Книга «Второй меч», как и многие произведения Хандке, посвящена духовному путешествию и созерцанию окружающего мира. Но, по словам переводчицы Анны Кукес, это еще и роман о мести — всем нам и самому себе «за расчеловечивание, за обесценивание чувств и идеалов, за девальвацию вечных ценностей, за взаимное равнодушие, пренебрежение, разобщенность, нелюбовь, за лицемерие, высокомерие, эгоизм и вранье».

 

Снова и снова по жизни мне приходила в голову старинная, более или менее библейская история о человеке, которого Бог или иная высшая сила схватила за волосы и от родного дома забросила куда-то далеко, в другую страну. А вот лично мне хотелось бы, в противоположность герою этой истории, который, сдается мне, лучше бы остался на своем месте, чтобы меня вот так тоже куда-нибудь, лучше, конечно, не за волосы, какая-нибудь милостивая сверхсила перенесла по воздуху куда-нибудь? Не надо мне никуда! Никуда не хочу прочь от здесь и сейчас!

В течение трех дней накануне моего я-отправляюсь-в-путь во имя свершения мести я почти ежечасно сам себя дергал за волосы, но не для того, чтобы поднять самого себя над землей и увлечь прочь за горизонт, но для того, чтобы закрепиться, укорениться в почве обеими ногами, там, где я был, здесь и сейчас, о чудо или не чудо, я был дома. Так я дергал себя каждое утро после пробуждения за волосы, сперва левой рукой, потом — правой, дергал, трепал, сильнее и сильнее, почти драл, как будто истязал самого себя — со стороны, вероятно, так и казалось, будто я готов сам себе голову оторвать, — и ощущал это как благо, которое сверху вниз постепенно до бедра, до колен, до пальцев ног разливается по телу, тихо наполняет его, беззвучно пропитывает от часа к часу все больше новой хрупкой укорененностью на этом месте.
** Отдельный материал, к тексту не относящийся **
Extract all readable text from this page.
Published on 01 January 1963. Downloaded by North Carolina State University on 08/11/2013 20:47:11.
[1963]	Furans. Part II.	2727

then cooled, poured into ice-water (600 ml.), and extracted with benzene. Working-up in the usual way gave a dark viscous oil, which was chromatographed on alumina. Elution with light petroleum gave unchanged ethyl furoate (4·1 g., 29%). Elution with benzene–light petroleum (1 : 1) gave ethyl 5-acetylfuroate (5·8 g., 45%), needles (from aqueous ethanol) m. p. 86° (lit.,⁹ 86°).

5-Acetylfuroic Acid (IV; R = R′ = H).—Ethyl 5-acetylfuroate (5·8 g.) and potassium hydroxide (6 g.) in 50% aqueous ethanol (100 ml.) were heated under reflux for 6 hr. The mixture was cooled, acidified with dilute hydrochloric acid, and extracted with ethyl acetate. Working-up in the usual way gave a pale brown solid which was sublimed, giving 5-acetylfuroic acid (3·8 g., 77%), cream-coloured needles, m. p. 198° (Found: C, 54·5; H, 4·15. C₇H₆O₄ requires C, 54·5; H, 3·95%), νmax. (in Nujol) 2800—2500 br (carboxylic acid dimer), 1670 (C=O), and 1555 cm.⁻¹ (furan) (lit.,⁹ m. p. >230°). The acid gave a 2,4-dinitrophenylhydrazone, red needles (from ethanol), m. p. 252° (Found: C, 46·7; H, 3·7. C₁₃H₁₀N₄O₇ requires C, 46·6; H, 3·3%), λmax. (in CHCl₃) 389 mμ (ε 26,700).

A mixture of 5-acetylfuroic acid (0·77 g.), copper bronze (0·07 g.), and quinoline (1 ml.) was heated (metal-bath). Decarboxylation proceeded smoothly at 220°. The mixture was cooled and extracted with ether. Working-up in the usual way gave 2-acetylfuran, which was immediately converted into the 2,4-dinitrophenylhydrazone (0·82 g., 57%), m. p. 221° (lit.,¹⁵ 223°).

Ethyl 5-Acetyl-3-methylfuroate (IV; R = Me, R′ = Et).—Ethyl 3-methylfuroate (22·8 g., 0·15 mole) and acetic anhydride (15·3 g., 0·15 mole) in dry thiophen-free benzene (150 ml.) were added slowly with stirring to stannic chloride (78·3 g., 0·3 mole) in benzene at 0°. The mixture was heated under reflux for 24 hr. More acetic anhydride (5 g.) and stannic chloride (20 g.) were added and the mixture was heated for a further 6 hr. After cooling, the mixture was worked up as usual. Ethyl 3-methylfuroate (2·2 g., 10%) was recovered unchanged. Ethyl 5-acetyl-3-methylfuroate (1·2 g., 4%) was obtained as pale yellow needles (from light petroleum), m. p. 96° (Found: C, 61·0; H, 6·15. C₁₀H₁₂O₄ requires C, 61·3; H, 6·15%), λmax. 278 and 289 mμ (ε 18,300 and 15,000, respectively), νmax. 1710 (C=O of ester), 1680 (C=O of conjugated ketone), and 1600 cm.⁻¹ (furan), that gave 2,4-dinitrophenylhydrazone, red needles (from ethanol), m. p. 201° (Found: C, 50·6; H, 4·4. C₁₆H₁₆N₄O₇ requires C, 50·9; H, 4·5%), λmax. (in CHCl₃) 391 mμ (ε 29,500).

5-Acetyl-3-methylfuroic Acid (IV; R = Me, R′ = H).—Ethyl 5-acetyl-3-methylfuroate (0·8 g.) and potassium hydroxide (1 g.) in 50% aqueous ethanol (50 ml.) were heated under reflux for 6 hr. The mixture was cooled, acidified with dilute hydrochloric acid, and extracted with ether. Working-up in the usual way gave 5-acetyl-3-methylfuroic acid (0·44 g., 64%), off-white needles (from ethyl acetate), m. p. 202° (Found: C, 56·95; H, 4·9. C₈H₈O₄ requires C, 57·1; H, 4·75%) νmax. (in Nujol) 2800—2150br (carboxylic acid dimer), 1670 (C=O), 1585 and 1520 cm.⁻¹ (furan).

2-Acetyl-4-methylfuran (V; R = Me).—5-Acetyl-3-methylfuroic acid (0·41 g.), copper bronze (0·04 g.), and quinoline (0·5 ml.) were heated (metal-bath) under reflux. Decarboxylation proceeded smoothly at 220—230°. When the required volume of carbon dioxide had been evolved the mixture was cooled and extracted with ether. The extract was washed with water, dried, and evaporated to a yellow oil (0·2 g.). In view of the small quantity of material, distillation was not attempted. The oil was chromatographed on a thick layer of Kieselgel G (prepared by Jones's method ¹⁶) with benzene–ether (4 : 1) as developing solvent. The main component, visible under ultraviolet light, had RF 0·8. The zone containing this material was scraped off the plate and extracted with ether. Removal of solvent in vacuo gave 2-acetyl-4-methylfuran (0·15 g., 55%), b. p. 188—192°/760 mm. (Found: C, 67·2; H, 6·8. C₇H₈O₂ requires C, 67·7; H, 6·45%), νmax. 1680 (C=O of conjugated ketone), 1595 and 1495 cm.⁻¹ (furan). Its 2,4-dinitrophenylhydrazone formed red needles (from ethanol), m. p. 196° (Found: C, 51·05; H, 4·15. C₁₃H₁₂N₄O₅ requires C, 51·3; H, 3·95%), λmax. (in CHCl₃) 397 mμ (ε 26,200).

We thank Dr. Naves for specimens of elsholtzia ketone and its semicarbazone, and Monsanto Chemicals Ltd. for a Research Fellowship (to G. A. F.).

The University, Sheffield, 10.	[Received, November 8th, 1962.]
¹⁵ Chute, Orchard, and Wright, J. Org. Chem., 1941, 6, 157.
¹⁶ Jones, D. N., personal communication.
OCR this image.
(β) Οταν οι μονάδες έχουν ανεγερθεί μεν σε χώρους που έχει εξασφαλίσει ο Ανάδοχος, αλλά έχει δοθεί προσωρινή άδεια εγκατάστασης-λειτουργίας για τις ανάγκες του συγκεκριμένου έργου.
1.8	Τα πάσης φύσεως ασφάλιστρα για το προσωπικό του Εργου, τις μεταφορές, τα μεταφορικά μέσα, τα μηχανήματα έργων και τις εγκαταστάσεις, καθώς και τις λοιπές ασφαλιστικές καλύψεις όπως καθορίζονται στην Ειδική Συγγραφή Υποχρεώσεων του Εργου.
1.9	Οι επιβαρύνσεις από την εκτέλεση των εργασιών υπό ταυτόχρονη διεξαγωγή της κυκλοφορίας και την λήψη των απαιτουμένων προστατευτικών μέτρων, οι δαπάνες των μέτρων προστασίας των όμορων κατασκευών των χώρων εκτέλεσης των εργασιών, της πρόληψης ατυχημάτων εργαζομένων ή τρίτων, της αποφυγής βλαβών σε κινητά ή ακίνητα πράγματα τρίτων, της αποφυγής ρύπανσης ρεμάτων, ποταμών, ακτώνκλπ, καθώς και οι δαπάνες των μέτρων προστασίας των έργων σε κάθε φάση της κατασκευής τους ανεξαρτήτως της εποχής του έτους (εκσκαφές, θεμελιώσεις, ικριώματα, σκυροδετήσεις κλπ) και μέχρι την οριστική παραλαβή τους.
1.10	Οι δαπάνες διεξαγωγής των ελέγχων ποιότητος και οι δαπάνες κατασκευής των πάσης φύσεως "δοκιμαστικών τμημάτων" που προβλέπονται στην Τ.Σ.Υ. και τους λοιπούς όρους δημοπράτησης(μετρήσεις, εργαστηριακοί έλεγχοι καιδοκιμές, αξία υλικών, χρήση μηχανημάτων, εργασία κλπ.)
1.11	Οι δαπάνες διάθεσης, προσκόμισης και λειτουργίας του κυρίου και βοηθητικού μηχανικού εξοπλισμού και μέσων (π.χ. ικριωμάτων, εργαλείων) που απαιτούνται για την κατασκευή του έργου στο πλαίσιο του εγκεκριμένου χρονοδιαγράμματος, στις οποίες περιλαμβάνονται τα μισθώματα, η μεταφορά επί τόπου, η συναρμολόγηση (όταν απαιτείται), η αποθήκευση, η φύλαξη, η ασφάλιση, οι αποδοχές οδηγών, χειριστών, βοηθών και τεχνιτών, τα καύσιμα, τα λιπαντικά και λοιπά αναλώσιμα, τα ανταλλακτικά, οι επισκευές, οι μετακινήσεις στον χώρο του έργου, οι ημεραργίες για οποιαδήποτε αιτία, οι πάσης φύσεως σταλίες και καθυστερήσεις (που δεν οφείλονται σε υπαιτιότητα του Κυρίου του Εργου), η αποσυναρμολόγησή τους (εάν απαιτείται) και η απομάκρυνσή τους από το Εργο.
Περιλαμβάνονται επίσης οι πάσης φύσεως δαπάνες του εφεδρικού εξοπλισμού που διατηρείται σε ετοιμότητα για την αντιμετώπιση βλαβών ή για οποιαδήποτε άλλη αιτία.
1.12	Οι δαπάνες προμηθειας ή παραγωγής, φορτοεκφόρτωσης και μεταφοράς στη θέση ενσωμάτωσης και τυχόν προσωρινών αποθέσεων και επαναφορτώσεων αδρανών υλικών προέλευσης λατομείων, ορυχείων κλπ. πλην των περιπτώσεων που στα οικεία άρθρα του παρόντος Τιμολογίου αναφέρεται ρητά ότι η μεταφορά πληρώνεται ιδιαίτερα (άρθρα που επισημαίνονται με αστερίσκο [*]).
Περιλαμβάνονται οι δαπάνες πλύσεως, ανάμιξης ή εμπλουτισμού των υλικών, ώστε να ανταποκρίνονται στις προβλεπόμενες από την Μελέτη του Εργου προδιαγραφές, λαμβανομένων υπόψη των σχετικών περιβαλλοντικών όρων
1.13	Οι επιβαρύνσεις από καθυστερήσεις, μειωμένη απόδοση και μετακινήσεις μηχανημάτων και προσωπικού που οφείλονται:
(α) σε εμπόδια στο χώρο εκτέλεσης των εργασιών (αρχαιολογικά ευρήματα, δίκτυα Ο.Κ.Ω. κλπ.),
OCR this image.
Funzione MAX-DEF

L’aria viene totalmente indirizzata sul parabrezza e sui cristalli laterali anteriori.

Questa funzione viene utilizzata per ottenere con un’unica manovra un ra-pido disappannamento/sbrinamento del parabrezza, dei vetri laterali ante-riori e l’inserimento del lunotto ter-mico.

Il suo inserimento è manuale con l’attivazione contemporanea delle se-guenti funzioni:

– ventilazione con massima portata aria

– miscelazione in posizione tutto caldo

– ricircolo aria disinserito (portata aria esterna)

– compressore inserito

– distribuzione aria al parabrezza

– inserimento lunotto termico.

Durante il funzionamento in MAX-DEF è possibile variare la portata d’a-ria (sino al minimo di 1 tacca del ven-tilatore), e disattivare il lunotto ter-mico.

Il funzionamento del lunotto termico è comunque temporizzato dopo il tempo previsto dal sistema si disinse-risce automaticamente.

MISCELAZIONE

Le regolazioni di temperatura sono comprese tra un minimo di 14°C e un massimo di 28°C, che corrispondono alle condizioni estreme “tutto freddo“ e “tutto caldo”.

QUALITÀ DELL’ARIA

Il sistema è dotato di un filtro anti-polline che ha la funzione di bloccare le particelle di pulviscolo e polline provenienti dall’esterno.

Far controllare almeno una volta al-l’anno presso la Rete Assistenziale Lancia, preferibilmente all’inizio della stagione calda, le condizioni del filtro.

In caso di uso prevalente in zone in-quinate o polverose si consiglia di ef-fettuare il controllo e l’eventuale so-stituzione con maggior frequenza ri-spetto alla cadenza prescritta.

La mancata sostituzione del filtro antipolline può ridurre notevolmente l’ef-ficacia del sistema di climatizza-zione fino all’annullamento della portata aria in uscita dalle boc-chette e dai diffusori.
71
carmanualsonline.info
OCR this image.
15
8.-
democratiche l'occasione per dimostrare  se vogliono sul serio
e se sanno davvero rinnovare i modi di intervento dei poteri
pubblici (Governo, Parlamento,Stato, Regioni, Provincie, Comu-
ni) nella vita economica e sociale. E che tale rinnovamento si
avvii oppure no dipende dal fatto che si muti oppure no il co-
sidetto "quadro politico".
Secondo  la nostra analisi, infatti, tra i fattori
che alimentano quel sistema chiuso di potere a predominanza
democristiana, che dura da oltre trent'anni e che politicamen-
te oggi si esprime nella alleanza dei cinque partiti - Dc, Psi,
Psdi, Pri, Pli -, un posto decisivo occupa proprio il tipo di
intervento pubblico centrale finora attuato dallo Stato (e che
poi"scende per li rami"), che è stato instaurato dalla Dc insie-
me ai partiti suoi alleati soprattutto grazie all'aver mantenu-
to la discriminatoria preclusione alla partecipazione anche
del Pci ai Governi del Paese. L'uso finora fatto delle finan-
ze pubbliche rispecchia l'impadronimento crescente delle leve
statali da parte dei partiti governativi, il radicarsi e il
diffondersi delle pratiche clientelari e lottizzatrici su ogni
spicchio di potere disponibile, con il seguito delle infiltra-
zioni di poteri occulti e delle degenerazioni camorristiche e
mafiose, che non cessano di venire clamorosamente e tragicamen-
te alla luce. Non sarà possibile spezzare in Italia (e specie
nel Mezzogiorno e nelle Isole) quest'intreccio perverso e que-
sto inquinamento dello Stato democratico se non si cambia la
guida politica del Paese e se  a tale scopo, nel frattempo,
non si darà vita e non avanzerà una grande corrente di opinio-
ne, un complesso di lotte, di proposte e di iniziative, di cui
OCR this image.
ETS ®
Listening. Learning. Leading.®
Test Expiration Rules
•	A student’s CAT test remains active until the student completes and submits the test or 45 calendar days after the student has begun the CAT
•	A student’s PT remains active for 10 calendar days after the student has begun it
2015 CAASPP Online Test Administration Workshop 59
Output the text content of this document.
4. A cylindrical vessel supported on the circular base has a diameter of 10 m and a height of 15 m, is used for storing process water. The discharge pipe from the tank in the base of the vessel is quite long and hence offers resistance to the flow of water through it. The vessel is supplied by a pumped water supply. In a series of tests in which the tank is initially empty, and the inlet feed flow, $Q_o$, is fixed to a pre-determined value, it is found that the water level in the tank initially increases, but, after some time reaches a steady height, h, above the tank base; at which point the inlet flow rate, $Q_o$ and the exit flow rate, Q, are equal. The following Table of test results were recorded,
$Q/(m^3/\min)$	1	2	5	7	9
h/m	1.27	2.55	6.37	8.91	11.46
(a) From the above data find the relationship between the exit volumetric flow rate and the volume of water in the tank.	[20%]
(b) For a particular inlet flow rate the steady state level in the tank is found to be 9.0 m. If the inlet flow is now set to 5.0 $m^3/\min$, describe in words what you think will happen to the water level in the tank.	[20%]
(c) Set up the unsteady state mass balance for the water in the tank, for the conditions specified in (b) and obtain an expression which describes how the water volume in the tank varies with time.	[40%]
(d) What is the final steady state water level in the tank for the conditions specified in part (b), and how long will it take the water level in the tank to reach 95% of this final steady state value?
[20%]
К этой особенности — каждые пару лет новой, всякий раз являвшейся мне как озарение, — прибавилось еще и то, что день ото дня то там, то тут какой-нибудь из домов, в пору пасхальных каникул обычно пустующих, для меня оживал. Как будто это было такое правило или даже местный закон, так мне казалось, когда я проходил мимо дюжины закрытых или опущенных ставней и оказывался перед домом, где как минимум одно, если не все окна, особенно на первом этаже, позволяли заглянуть внутрь, в гостиную и столовую. Иногда как нарочно были отдернуты занавески, и даже без накрытого стола выглядело как-то гостеприимно, вроде как добро пожаловать, заходите, не стесняйтесь, кто бы вы ни были! При этом все комнаты пусты, ни души. И именно это безлюдье и манило больше всего подойти ближе и пробуждало аппетит, еще какой. Немыслимо, что где-то в светлом пространстве этого дома кто-нибудь, господин или госпожа собственник или оба сразу, а то и целый клан из укромного уголка внутри наблюдают за кем-нибудь, будь то живое существо или изображение на экране. Мне всегда казалось, что за мной как будто подглядывают, но доброжелательно и любезно. Эти дома в ту пору были пусты. Вот еще секунда, и меня пригласят войти, с самой неожиданной стороны, может, на французском, немецком, арабском (как угодно, только не welcome!1). И сразу детские голоса, как будто откуда-то сверху, из крон деревьев.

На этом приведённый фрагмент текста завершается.